In der Rüstkammer im Renaissanceflügel des Dresdner Residenzschlosses steht Muraks hier mystisch anmutendes Werk neben Körperrepräsentationen ganz anderer Natur. Die Harnische und Brigantinen aus dem Besitz des Kurfürsten August von Sachsen bilden nicht nur aufgrund ihrer Erscheinungsform einen Gegenentwurf zur „Leib-maske“. Während der weibliche Körper als natürlich gewachsene Form aus erdgleichem Material erscheint, dessen Weichheit und Wärme assoziativ präsent bleiben, bezeichnen die aus kühlem, harten Metall präzise gearbeiteten Rüstungen männliche Körper. Auch sie sind Masken. In ihrer Symbolwirkung erschaffen das zeitgenössische Kunstwerk und die historischen Exponate konträre Schlüsselbilder menschlichen Daseins, wenn sie Fruchtbarkeit und Schöpfungskraft mit Krieg und Zerstörung konfrontieren.

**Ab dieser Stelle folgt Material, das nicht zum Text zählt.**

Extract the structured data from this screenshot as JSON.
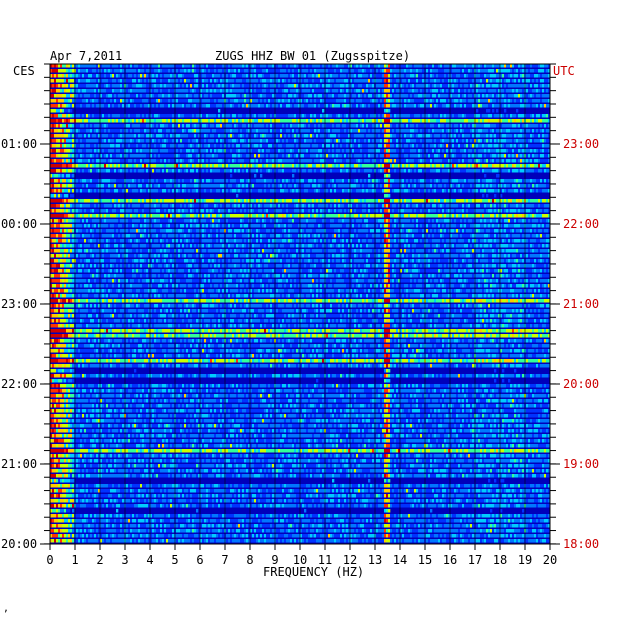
{
  "header": {
    "date": "Apr 7,2011",
    "station": "ZUGS HHZ BW 01 (Zugsspitze)",
    "left_tz": "CES",
    "right_tz": "UTC"
  },
  "footer": {
    "mark": "‚"
  },
  "chart_data": {
    "type": "heatmap",
    "title": "ZUGS HHZ BW 01 (Zugsspitze)",
    "xlabel": "FREQUENCY (HZ)",
    "ylabel": "",
    "xlim": [
      0,
      20
    ],
    "x_ticks": [
      "0",
      "1",
      "2",
      "3",
      "4",
      "5",
      "6",
      "7",
      "8",
      "9",
      "10",
      "11",
      "12",
      "13",
      "14",
      "15",
      "16",
      "17",
      "18",
      "19",
      "20"
    ],
    "left_y_ticks": [
      "01:00",
      "00:00",
      "23:00",
      "22:00",
      "21:00",
      "20:00"
    ],
    "right_y_ticks": [
      "23:00",
      "22:00",
      "21:00",
      "20:00",
      "19:00",
      "18:00"
    ],
    "grid": true,
    "colormap": [
      "#000088",
      "#0000cc",
      "#0033ff",
      "#0077ff",
      "#00ccff",
      "#33ff99",
      "#ccff00",
      "#ffcc00",
      "#ff3300",
      "#cc0000"
    ],
    "background_color": "#0000bb",
    "features": [
      {
        "description": "low-frequency energy",
        "freq_range": [
          0,
          1
        ]
      },
      {
        "description": "persistent narrow band",
        "freq": 13.5
      },
      {
        "description": "broad band activity",
        "freq_range": [
          17,
          19
        ]
      }
    ]
  }
}
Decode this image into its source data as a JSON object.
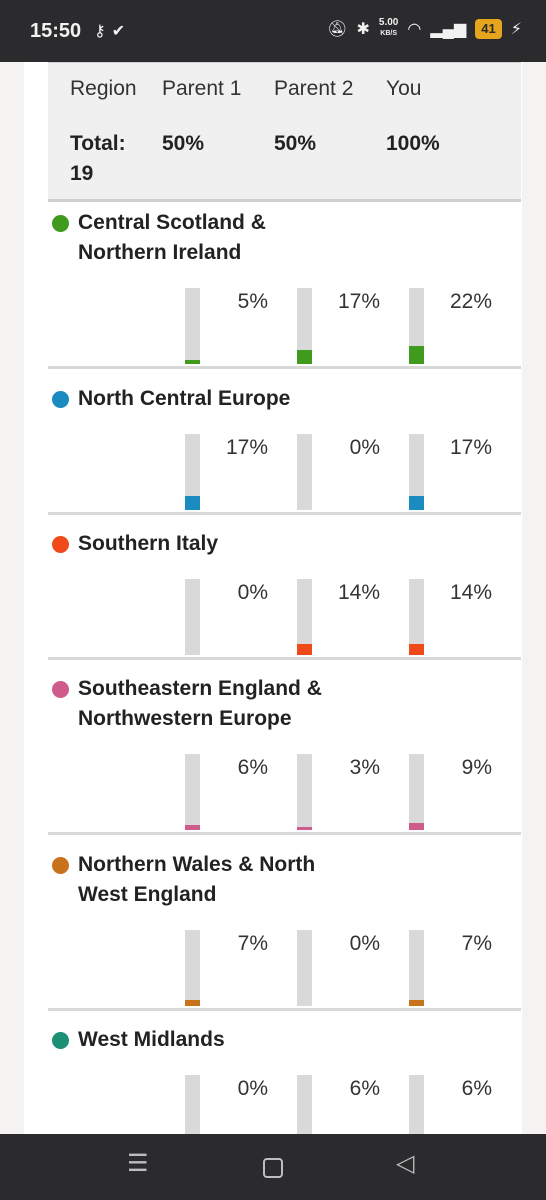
{
  "status_bar": {
    "time": "15:50",
    "left_icons": [
      "key-icon",
      "shield-check-icon"
    ],
    "net_speed_value": "5.00",
    "net_speed_unit": "KB/S",
    "battery": "41",
    "right_icons": [
      "bell-off-icon",
      "bluetooth-icon",
      "wifi-icon",
      "signal-icon",
      "charging-icon"
    ]
  },
  "table": {
    "headers": [
      "Region",
      "Parent 1",
      "Parent 2",
      "You"
    ],
    "totals": [
      "Total: 19",
      "50%",
      "50%",
      "100%"
    ]
  },
  "regions": [
    {
      "name": "Central Scotland & Northern Ireland",
      "color": "#3f9a1e",
      "parent1": "5%",
      "parent2": "17%",
      "you": "22%",
      "p1": 5,
      "p2": 17,
      "y": 22
    },
    {
      "name": "North Central Europe",
      "color": "#1a8bc0",
      "parent1": "17%",
      "parent2": "0%",
      "you": "17%",
      "p1": 17,
      "p2": 0,
      "y": 17
    },
    {
      "name": "Southern Italy",
      "color": "#f04a1a",
      "parent1": "0%",
      "parent2": "14%",
      "you": "14%",
      "p1": 0,
      "p2": 14,
      "y": 14
    },
    {
      "name": "Southeastern England & Northwestern Europe",
      "color": "#cf5a8c",
      "parent1": "6%",
      "parent2": "3%",
      "you": "9%",
      "p1": 6,
      "p2": 3,
      "y": 9
    },
    {
      "name": "Northern Wales & North West England",
      "color": "#c8721c",
      "parent1": "7%",
      "parent2": "0%",
      "you": "7%",
      "p1": 7,
      "p2": 0,
      "y": 7
    },
    {
      "name": "West Midlands",
      "color": "#1c8f74",
      "parent1": "0%",
      "parent2": "6%",
      "you": "6%",
      "p1": 0,
      "p2": 6,
      "y": 6
    }
  ],
  "nav_bar": {
    "icons": [
      "menu-icon",
      "home-icon",
      "back-icon"
    ]
  }
}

© Rüstkammer, Staatliche Kunstsammlungen, Dresden, Foto: Hans-Peter Klut
Brigantinen des Kurfürsten August von Sachsen italienisch, Mitte des 16. Jahrhunderts (vor 1567)

Die Familie Hoffmann

Die Familie Hoffmann schenkte im März 2018 den Staatlichen Kunstsammlungen Dresden ihre umfangreiche Sammlung zeitgenössischer Kunst, die rund 1 200 Werke umfasst. Ein Anliegen der Schenkung ist es, Werke aus der Sammlung mit den Objekten der unterschiedlichen Museen der Staatlichen Kunstsammlungen Dresden in einen Dialog treten zu lassen und dadurch für die heutigen wie die historischen Exponate andere Betrachtungsweisen und Bedeutungsebenen zu öffnen.